The novel idea of Tripathi et al. is to use semantic information about the data to optimize the selection of subspaces. After learning the subspaces, a set of classifiers is then used to classify the data with respect to some topics in the new subspaces.
To study the approach, the Reuters data is used. The Reuters data provides multiple levels of topics for its documents. The most broad topics (e.g. education, computers, politics) are inferred as semantic information and they are used for learning the lower dimensional subspaces with a maximum significance based method.
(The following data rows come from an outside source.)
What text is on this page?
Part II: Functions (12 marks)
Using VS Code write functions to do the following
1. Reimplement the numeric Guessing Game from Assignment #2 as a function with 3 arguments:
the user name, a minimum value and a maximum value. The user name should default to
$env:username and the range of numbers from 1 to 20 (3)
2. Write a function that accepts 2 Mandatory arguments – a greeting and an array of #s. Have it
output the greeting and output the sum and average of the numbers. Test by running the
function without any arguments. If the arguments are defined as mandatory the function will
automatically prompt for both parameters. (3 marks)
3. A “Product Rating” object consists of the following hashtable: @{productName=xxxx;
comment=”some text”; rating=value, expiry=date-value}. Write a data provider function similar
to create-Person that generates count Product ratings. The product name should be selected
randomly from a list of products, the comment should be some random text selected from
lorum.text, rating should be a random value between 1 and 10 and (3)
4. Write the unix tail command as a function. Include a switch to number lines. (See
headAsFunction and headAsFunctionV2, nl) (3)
After this, multiple classifiers are used within the learnt subspaces to classify the data with respect to more fine-grained topics (e.g. within the topic of education: schools, collage, exams).
Tripathi et al. do experiments using multiple different algorithms (e.g. multiple layer perceptrons, naive bayes classifier, random forest...) as a part of their hybrid architecture. The hybrid architecture both improves classification results and decreases computation times.